Anesthesiology. 2020 Oct 1;133(4):879-891. doi: 10.1097/ALN.0000000000003443.
Veno-arterial extracorporeal membrane oxygenation therapy is a growing treatment modality for acute cardiorespiratory failure. Cardiac output monitoring during veno-arterial extracorporeal membrane oxygenation therapy remains challenging. This study aims to validate a new thermodilution technique during veno-arterial extracorporeal membrane oxygenation therapy using a pig model.
Sixteen healthy pigs were centrally cannulated for veno-arterial extracorporeal membrane oxygenation, and precision flow probes for blood flow assessment were placed on the pulmonary artery. After chest closure, cold boluses of 0.9% saline solution were injected into the extracorporeal membrane oxygenation circuit, right atrium, and right ventricle at different extracorporeal membrane oxygenation flows (4, 3, 2, 1 l/min). Rapid response thermistors in the extracorporeal membrane oxygenation circuit and pulmonary artery recorded the temperature change. After calculating catheter constants, the distributions of injection volumes passing each circuit were assessed and enabled calculation of pulmonary blood flow. Analysis of the exponential temperature decay allowed assessment of right ventricular function.

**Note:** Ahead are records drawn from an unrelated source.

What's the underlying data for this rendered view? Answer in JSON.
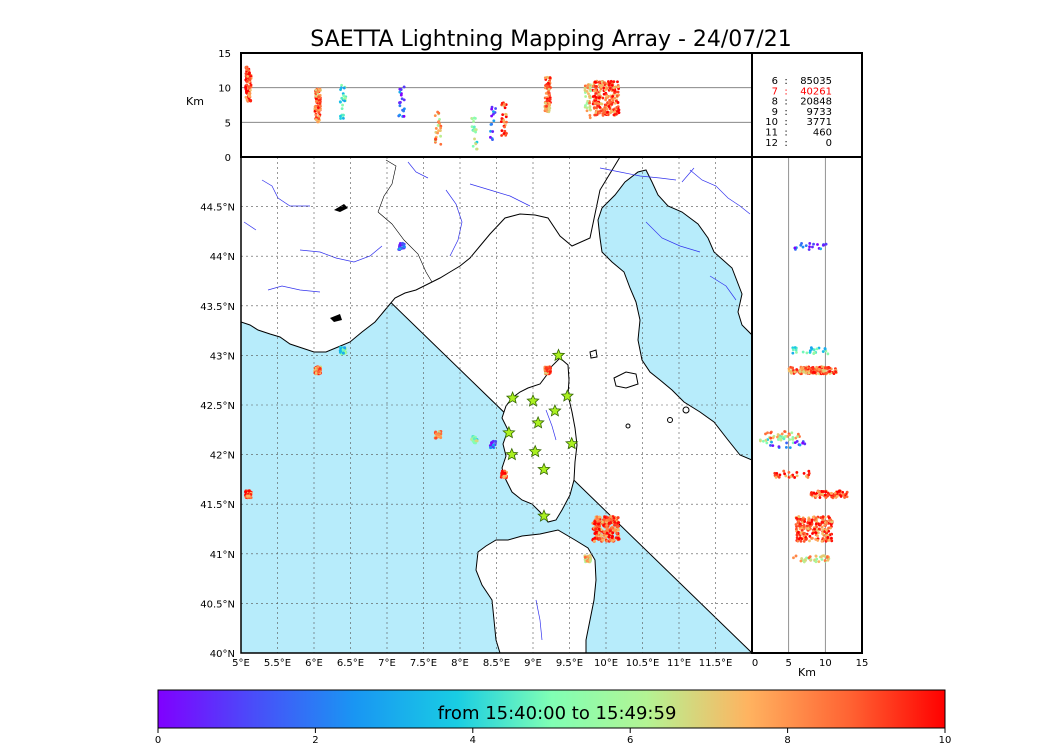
{
  "title": "SAETTA Lightning Mapping Array - 24/07/21",
  "colorbar": {
    "label": "from 15:40:00 to 15:49:59",
    "ticks": [
      "0",
      "2",
      "4",
      "6",
      "8",
      "10"
    ]
  },
  "colors": {
    "sea": "#b7ecfb",
    "river": "#3333ee",
    "grid": "#555555",
    "station_fill": "#aaf020",
    "station_edge": "#336600",
    "highlight": "#ff0000"
  },
  "chart_data": {
    "type": "scatter",
    "subtype": "lightning-mapping-array",
    "map": {
      "lon_range": [
        5.0,
        12.0
      ],
      "lat_range": [
        40.0,
        45.0
      ],
      "lon_ticks": [
        "5°E",
        "5.5°E",
        "6°E",
        "6.5°E",
        "7°E",
        "7.5°E",
        "8°E",
        "8.5°E",
        "9°E",
        "9.5°E",
        "10°E",
        "10.5°E",
        "11°E",
        "11.5°E"
      ],
      "lat_ticks": [
        "40°N",
        "40.5°N",
        "41°N",
        "41.5°N",
        "42°N",
        "42.5°N",
        "43°N",
        "43.5°N",
        "44°N",
        "44.5°N"
      ]
    },
    "altitude_panel": {
      "ylabel": "Km",
      "ylim": [
        0,
        15
      ],
      "yticks": [
        "0",
        "5",
        "10",
        "15"
      ]
    },
    "side_panel": {
      "xlabel": "Km",
      "xlim": [
        0,
        15
      ],
      "xticks": [
        "0",
        "5",
        "10",
        "15"
      ]
    },
    "counts_by_station_number": [
      {
        "stations": "6",
        "count": "85035"
      },
      {
        "stations": "7",
        "count": "40261",
        "highlight": true
      },
      {
        "stations": "8",
        "count": "20848"
      },
      {
        "stations": "9",
        "count": "9733"
      },
      {
        "stations": "10",
        "count": "3771"
      },
      {
        "stations": "11",
        "count": "460"
      },
      {
        "stations": "12",
        "count": "0"
      }
    ],
    "stations": [
      {
        "lon": 9.35,
        "lat": 43.0
      },
      {
        "lon": 8.72,
        "lat": 42.57
      },
      {
        "lon": 9.0,
        "lat": 42.54
      },
      {
        "lon": 9.47,
        "lat": 42.59
      },
      {
        "lon": 9.3,
        "lat": 42.44
      },
      {
        "lon": 9.07,
        "lat": 42.32
      },
      {
        "lon": 8.67,
        "lat": 42.22
      },
      {
        "lon": 9.53,
        "lat": 42.11
      },
      {
        "lon": 8.71,
        "lat": 42.0
      },
      {
        "lon": 9.03,
        "lat": 42.03
      },
      {
        "lon": 9.15,
        "lat": 41.85
      },
      {
        "lon": 9.15,
        "lat": 41.38
      }
    ],
    "clusters": [
      {
        "lon": 5.1,
        "lat": 41.6,
        "alt": 10.5,
        "t": 9.0,
        "points": 90
      },
      {
        "lon": 6.05,
        "lat": 42.85,
        "alt": 7.5,
        "t": 8.5,
        "points": 80
      },
      {
        "lon": 6.4,
        "lat": 43.05,
        "alt": 8.0,
        "t": 4.5,
        "points": 25
      },
      {
        "lon": 7.2,
        "lat": 44.1,
        "alt": 8.0,
        "t": 1.5,
        "points": 20
      },
      {
        "lon": 7.7,
        "lat": 42.2,
        "alt": 4.0,
        "t": 7.5,
        "points": 25
      },
      {
        "lon": 8.2,
        "lat": 42.15,
        "alt": 3.5,
        "t": 5.5,
        "points": 20
      },
      {
        "lon": 8.45,
        "lat": 42.1,
        "alt": 5.0,
        "t": 1.5,
        "points": 15
      },
      {
        "lon": 8.6,
        "lat": 41.8,
        "alt": 5.5,
        "t": 9.0,
        "points": 30
      },
      {
        "lon": 9.2,
        "lat": 42.85,
        "alt": 9.0,
        "t": 8.5,
        "points": 80
      },
      {
        "lon": 10.0,
        "lat": 41.25,
        "alt": 8.5,
        "t": 8.8,
        "points": 220
      },
      {
        "lon": 9.75,
        "lat": 40.95,
        "alt": 8.0,
        "t": 7.0,
        "points": 40
      }
    ]
  }
}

Calculated blood flow correlated well with measured blood flow (r2 = 0.74, P < 0.001). Bias was -6 ml/min [95% CI ± 48 ml/min] with clinically acceptable limits of agreement (668 ml/min [95% CI ± 166 ml/min]). Percentage error varied with extracorporeal membrane oxygenation blood flow reductions, yielding an overall percentage error of 32.1% and a percentage error of 24.3% at low extracorporeal membrane oxygenation blood flows. Right ventricular ejection fraction was 17 [14 to 20.0]%. Extracorporeal membrane oxygenation flow reductions increased end-diastolic and end-systolic volumes with reductions in pulmonary vascular resistance. Central venous pressure and right ventricular ejection fractions remained unchanged. End-diastolic and end-systolic volumes correlated highly (r2 = 0.98, P < 0.001).

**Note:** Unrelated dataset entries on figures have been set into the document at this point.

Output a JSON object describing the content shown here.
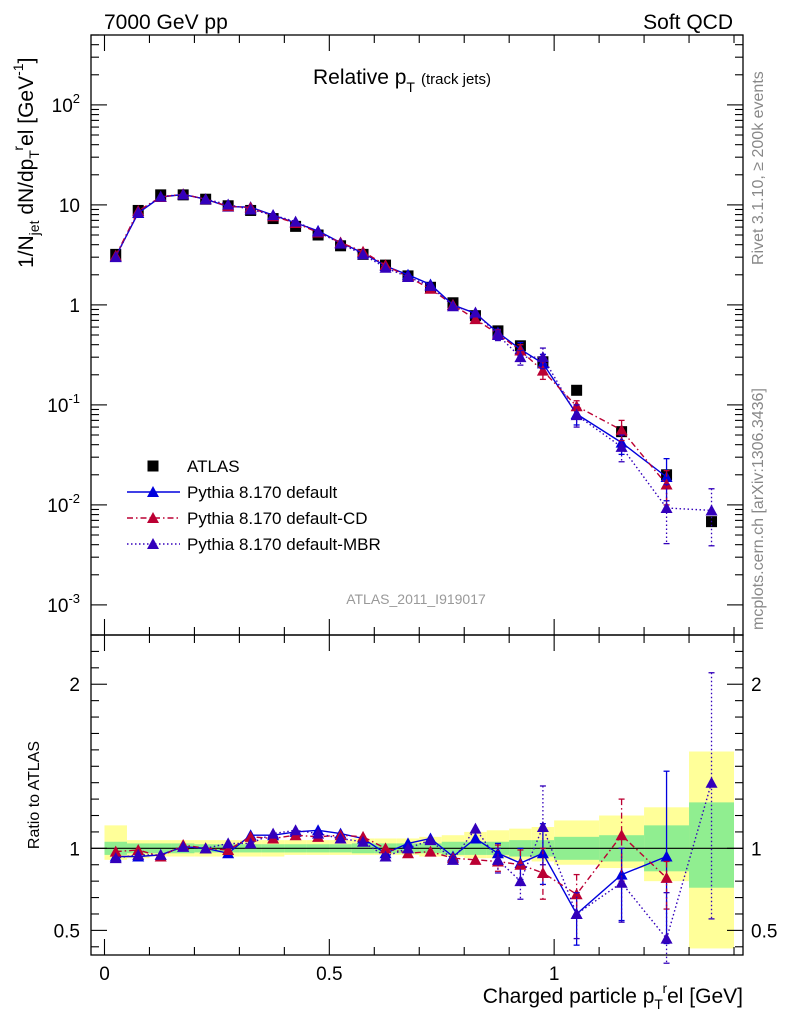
{
  "header": {
    "left": "7000 GeV pp",
    "right": "Soft QCD"
  },
  "side_text": {
    "upper": "Rivet 3.1.10, ≥ 200k events",
    "lower": "mcplots.cern.ch [arXiv:1306.3436]"
  },
  "chart_data": [
    {
      "panel": "main",
      "type": "scatter",
      "title": "Relative p_T (track jets)",
      "title_main": "Relative p",
      "title_sub": "T",
      "title_note": "(track jets)",
      "ylabel": "1/N_jet dN/dp_T^rel [GeV^-1]",
      "ylabel_parts": {
        "a": "1/N",
        "b": "jet",
        "c": " dN/dp",
        "d": "T",
        "e": "r",
        "f": "el [GeV",
        "g": "-1",
        "h": "]"
      },
      "yscale": "log",
      "ylim": [
        0.0005,
        500
      ],
      "xlim": [
        -0.03,
        1.42
      ],
      "yticks": [
        {
          "v": 0.001,
          "base": "10",
          "exp": "-3"
        },
        {
          "v": 0.01,
          "base": "10",
          "exp": "-2"
        },
        {
          "v": 0.1,
          "base": "10",
          "exp": "-1"
        },
        {
          "v": 1,
          "base": "1",
          "exp": ""
        },
        {
          "v": 10,
          "base": "10",
          "exp": ""
        },
        {
          "v": 100,
          "base": "10",
          "exp": "2"
        }
      ],
      "watermark": "ATLAS_2011_I919017",
      "legend": [
        {
          "name": "ATLAS",
          "color": "#000000",
          "marker": "square",
          "line": "none"
        },
        {
          "name": "Pythia 8.170 default",
          "color": "#0000dd",
          "marker": "triangle",
          "line": "solid"
        },
        {
          "name": "Pythia 8.170 default-CD",
          "color": "#bb0033",
          "marker": "triangle",
          "line": "dashdot"
        },
        {
          "name": "Pythia 8.170 default-MBR",
          "color": "#3300bb",
          "marker": "triangle",
          "line": "dotted"
        }
      ],
      "bins": [
        [
          0,
          0.05
        ],
        [
          0.05,
          0.1
        ],
        [
          0.1,
          0.15
        ],
        [
          0.15,
          0.2
        ],
        [
          0.2,
          0.25
        ],
        [
          0.25,
          0.3
        ],
        [
          0.3,
          0.35
        ],
        [
          0.35,
          0.4
        ],
        [
          0.4,
          0.45
        ],
        [
          0.45,
          0.5
        ],
        [
          0.5,
          0.55
        ],
        [
          0.55,
          0.6
        ],
        [
          0.6,
          0.65
        ],
        [
          0.65,
          0.7
        ],
        [
          0.7,
          0.75
        ],
        [
          0.75,
          0.8
        ],
        [
          0.8,
          0.85
        ],
        [
          0.85,
          0.9
        ],
        [
          0.9,
          0.95
        ],
        [
          0.95,
          1.0
        ],
        [
          1.0,
          1.1
        ],
        [
          1.1,
          1.2
        ],
        [
          1.2,
          1.3
        ],
        [
          1.3,
          1.4
        ]
      ],
      "x": [
        0.025,
        0.075,
        0.125,
        0.175,
        0.225,
        0.275,
        0.325,
        0.375,
        0.425,
        0.475,
        0.525,
        0.575,
        0.625,
        0.675,
        0.725,
        0.775,
        0.825,
        0.875,
        0.925,
        0.975,
        1.05,
        1.15,
        1.25,
        1.35
      ],
      "series": [
        {
          "name": "ATLAS",
          "values": [
            3.2,
            8.8,
            12.6,
            12.6,
            11.4,
            9.8,
            8.8,
            7.3,
            6.1,
            5.0,
            3.9,
            3.2,
            2.5,
            1.95,
            1.5,
            1.05,
            0.78,
            0.55,
            0.39,
            0.27,
            0.14,
            0.054,
            0.02,
            0.0068
          ]
        },
        {
          "name": "Pythia 8.170 default",
          "values": [
            3.05,
            8.3,
            12.0,
            12.7,
            11.4,
            9.6,
            9.5,
            7.9,
            6.6,
            5.5,
            4.2,
            3.3,
            2.45,
            2.0,
            1.6,
            1.0,
            0.82,
            0.53,
            0.36,
            0.26,
            0.081,
            0.042,
            0.019,
            null
          ]
        },
        {
          "name": "Pythia 8.170 default-CD",
          "values": [
            3.1,
            8.7,
            12.0,
            12.8,
            11.4,
            9.7,
            9.4,
            7.7,
            6.6,
            5.3,
            4.2,
            3.4,
            2.5,
            1.9,
            1.45,
            1.0,
            0.72,
            0.51,
            0.35,
            0.22,
            0.097,
            0.056,
            0.016,
            null
          ]
        },
        {
          "name": "Pythia 8.170 default-MBR",
          "values": [
            3.0,
            8.4,
            12.1,
            12.7,
            11.4,
            10.1,
            9.0,
            7.9,
            6.8,
            5.4,
            4.1,
            3.2,
            2.35,
            1.9,
            1.55,
            0.97,
            0.84,
            0.5,
            0.3,
            0.3,
            0.079,
            0.038,
            0.0093,
            0.0088
          ]
        }
      ],
      "yerr_high": {
        "Pythia 8.170 default": [
          null,
          null,
          null,
          null,
          null,
          null,
          null,
          null,
          null,
          null,
          null,
          null,
          null,
          null,
          null,
          null,
          null,
          0.57,
          0.42,
          0.32,
          0.1,
          0.055,
          0.029,
          null
        ],
        "Pythia 8.170 default-CD": [
          null,
          null,
          null,
          null,
          null,
          null,
          null,
          null,
          null,
          null,
          null,
          null,
          null,
          null,
          null,
          null,
          null,
          0.56,
          0.4,
          0.27,
          0.11,
          0.07,
          0.022,
          null
        ],
        "Pythia 8.170 default-MBR": [
          null,
          null,
          null,
          null,
          null,
          null,
          null,
          null,
          null,
          null,
          null,
          null,
          null,
          null,
          null,
          null,
          null,
          0.55,
          0.35,
          0.37,
          0.1,
          0.05,
          0.016,
          0.0145
        ]
      },
      "yerr_low": {
        "Pythia 8.170 default": [
          null,
          null,
          null,
          null,
          null,
          null,
          null,
          null,
          null,
          null,
          null,
          null,
          null,
          null,
          null,
          null,
          null,
          0.49,
          0.31,
          0.21,
          0.063,
          0.032,
          0.011,
          null
        ],
        "Pythia 8.170 default-CD": [
          null,
          null,
          null,
          null,
          null,
          null,
          null,
          null,
          null,
          null,
          null,
          null,
          null,
          null,
          null,
          null,
          null,
          0.46,
          0.3,
          0.18,
          0.08,
          0.044,
          0.01,
          null
        ],
        "Pythia 8.170 default-MBR": [
          null,
          null,
          null,
          null,
          null,
          null,
          null,
          null,
          null,
          null,
          null,
          null,
          null,
          null,
          null,
          null,
          null,
          0.44,
          0.25,
          0.23,
          0.06,
          0.027,
          0.0041,
          0.0039
        ]
      }
    },
    {
      "panel": "ratio",
      "type": "scatter",
      "ylabel": "Ratio to ATLAS",
      "xlabel": "Charged particle p_T^rel [GeV]",
      "xlabel_parts": {
        "a": "Charged particle p",
        "b": "T",
        "c": "r",
        "d": "el [GeV]"
      },
      "ylim": [
        0.35,
        2.3
      ],
      "xlim": [
        -0.03,
        1.42
      ],
      "yticks": [
        0.5,
        1,
        2
      ],
      "ytick_labels": [
        "0.5",
        "1",
        "2"
      ],
      "xticks": [
        0,
        0.5,
        1
      ],
      "xtick_labels": [
        "0",
        "0.5",
        "1"
      ],
      "band_stat": [
        [
          0.96,
          1.04
        ],
        [
          0.97,
          1.03
        ],
        [
          0.97,
          1.03
        ],
        [
          0.97,
          1.03
        ],
        [
          0.975,
          1.025
        ],
        [
          0.975,
          1.025
        ],
        [
          0.975,
          1.025
        ],
        [
          0.975,
          1.025
        ],
        [
          0.975,
          1.025
        ],
        [
          0.975,
          1.025
        ],
        [
          0.975,
          1.025
        ],
        [
          0.97,
          1.03
        ],
        [
          0.97,
          1.03
        ],
        [
          0.97,
          1.03
        ],
        [
          0.97,
          1.03
        ],
        [
          0.96,
          1.04
        ],
        [
          0.96,
          1.04
        ],
        [
          0.96,
          1.04
        ],
        [
          0.95,
          1.05
        ],
        [
          0.95,
          1.05
        ],
        [
          0.93,
          1.07
        ],
        [
          0.92,
          1.08
        ],
        [
          0.86,
          1.14
        ],
        [
          0.76,
          1.28
        ]
      ],
      "band_total": [
        [
          0.93,
          1.14
        ],
        [
          0.94,
          1.05
        ],
        [
          0.95,
          1.05
        ],
        [
          0.95,
          1.05
        ],
        [
          0.95,
          1.05
        ],
        [
          0.95,
          1.05
        ],
        [
          0.95,
          1.05
        ],
        [
          0.95,
          1.05
        ],
        [
          0.96,
          1.05
        ],
        [
          0.96,
          1.05
        ],
        [
          0.96,
          1.05
        ],
        [
          0.96,
          1.06
        ],
        [
          0.96,
          1.06
        ],
        [
          0.96,
          1.06
        ],
        [
          0.95,
          1.07
        ],
        [
          0.95,
          1.08
        ],
        [
          0.94,
          1.1
        ],
        [
          0.94,
          1.11
        ],
        [
          0.93,
          1.12
        ],
        [
          0.92,
          1.13
        ],
        [
          0.9,
          1.17
        ],
        [
          0.88,
          1.2
        ],
        [
          0.8,
          1.25
        ],
        [
          0.39,
          1.59
        ]
      ],
      "series": [
        {
          "name": "Pythia 8.170 default",
          "values": [
            0.95,
            0.95,
            0.96,
            1.01,
            1.0,
            0.97,
            1.08,
            1.08,
            1.1,
            1.11,
            1.09,
            1.06,
            0.97,
            1.03,
            1.06,
            0.95,
            1.06,
            0.97,
            0.91,
            0.97,
            0.6,
            0.84,
            0.95,
            null
          ]
        },
        {
          "name": "Pythia 8.170 default-CD",
          "values": [
            0.98,
            0.99,
            0.95,
            1.02,
            1.0,
            0.99,
            1.07,
            1.06,
            1.08,
            1.07,
            1.08,
            1.07,
            1.0,
            0.97,
            0.98,
            0.94,
            0.93,
            0.92,
            0.9,
            0.85,
            0.72,
            1.08,
            0.82,
            null
          ]
        },
        {
          "name": "Pythia 8.170 default-MBR",
          "values": [
            0.94,
            0.96,
            0.96,
            1.01,
            1.0,
            1.03,
            1.03,
            1.09,
            1.11,
            1.09,
            1.06,
            1.04,
            0.95,
            1.0,
            1.05,
            0.93,
            1.12,
            0.93,
            0.8,
            1.13,
            0.6,
            0.79,
            0.45,
            1.4
          ]
        }
      ],
      "yerr_high": {
        "Pythia 8.170 default": [
          null,
          null,
          null,
          null,
          null,
          null,
          null,
          null,
          null,
          null,
          null,
          null,
          null,
          null,
          null,
          null,
          null,
          1.03,
          1.0,
          1.15,
          0.73,
          1.0,
          1.47,
          null
        ],
        "Pythia 8.170 default-CD": [
          null,
          null,
          null,
          null,
          null,
          null,
          null,
          null,
          null,
          null,
          null,
          null,
          null,
          null,
          null,
          null,
          null,
          1.02,
          0.99,
          1.0,
          0.84,
          1.3,
          0.92,
          null
        ],
        "Pythia 8.170 default-MBR": [
          null,
          null,
          null,
          null,
          null,
          null,
          null,
          null,
          null,
          null,
          null,
          null,
          null,
          null,
          null,
          null,
          null,
          1.0,
          0.9,
          1.38,
          0.73,
          1.0,
          0.73,
          2.07
        ]
      },
      "yerr_low": {
        "Pythia 8.170 default": [
          null,
          null,
          null,
          null,
          null,
          null,
          null,
          null,
          null,
          null,
          null,
          null,
          null,
          null,
          null,
          null,
          null,
          0.9,
          0.81,
          0.78,
          0.41,
          0.56,
          0.42,
          null
        ],
        "Pythia 8.170 default-CD": [
          null,
          null,
          null,
          null,
          null,
          null,
          null,
          null,
          null,
          null,
          null,
          null,
          null,
          null,
          null,
          null,
          null,
          0.86,
          0.78,
          0.69,
          0.6,
          0.8,
          0.63,
          null
        ],
        "Pythia 8.170 default-MBR": [
          null,
          null,
          null,
          null,
          null,
          null,
          null,
          null,
          null,
          null,
          null,
          null,
          null,
          null,
          null,
          null,
          null,
          0.85,
          0.69,
          0.9,
          0.45,
          0.55,
          0.3,
          0.57
        ]
      },
      "colors": {
        "stat": "#90ee90",
        "total": "#ffff99"
      }
    }
  ]
}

Adapted thermodilution allows reliable assessment of cardiac output and right ventricular behavior. During veno-arterial extracorporeal membrane oxygenation weaning, the right ventricle dilates even with stable function, possibly because of increased venous return.
静脉-动脉体外膜肺氧合治疗是急性心肺衰竭的一种日益增长的治疗方式。静脉-动脉体外膜肺氧合治疗期间的心输出量监测仍然具有挑战性。本研究旨在使用猪模型验证一种新的热稀释技术在静脉-动脉体外膜肺氧合治疗中的应用。
16 头健康猪接受中心置管进行静脉-动脉体外膜肺氧合治疗,并在肺动脉上放置精密血流探头进行血流评估。胸部闭合后,以不同的体外膜肺氧合流量(4、3、2、1 l/min)将 0.9%生理盐水冷弹丸注入体外膜肺氧合回路、右心房和右心室。体外膜肺氧合回路和肺动脉中的快速响应热敏电阻记录温度变化。计算导管常数后,评估通过每个回路的注射体积分布,并能够计算肺血流量。指数温度衰减分析可评估右心室功能。
计算出的血流量与测量的血流量相关性良好(r2 = 0.74,P < 0.001)。偏差为-6 ml/min[95%置信区间±48 ml/min],具有可接受的一致性界限(668 ml/min[95%置信区间±166 ml/min])。百分比误差随体外膜肺氧合血流减少而变化,总百分比误差为 32.1%,低体外膜肺氧合血流时百分比误差为 24.3%。右心室射血分数为 17[14 至 20.0]%。随着肺血管阻力的降低,体外膜肺氧合血流减少增加了舒张末期和收缩末期容积。中心静脉压和右心室射血分数保持不变。舒张末期和收缩末期容积高度相关(r2 = 0.98,P < 0.001)。
改良的热稀释法可可靠评估心输出量和右心室功能。在静脉-动脉体外膜肺氧合脱机过程中,即使右心室功能稳定,右心室也会扩张,这可能是由于静脉回流增加所致。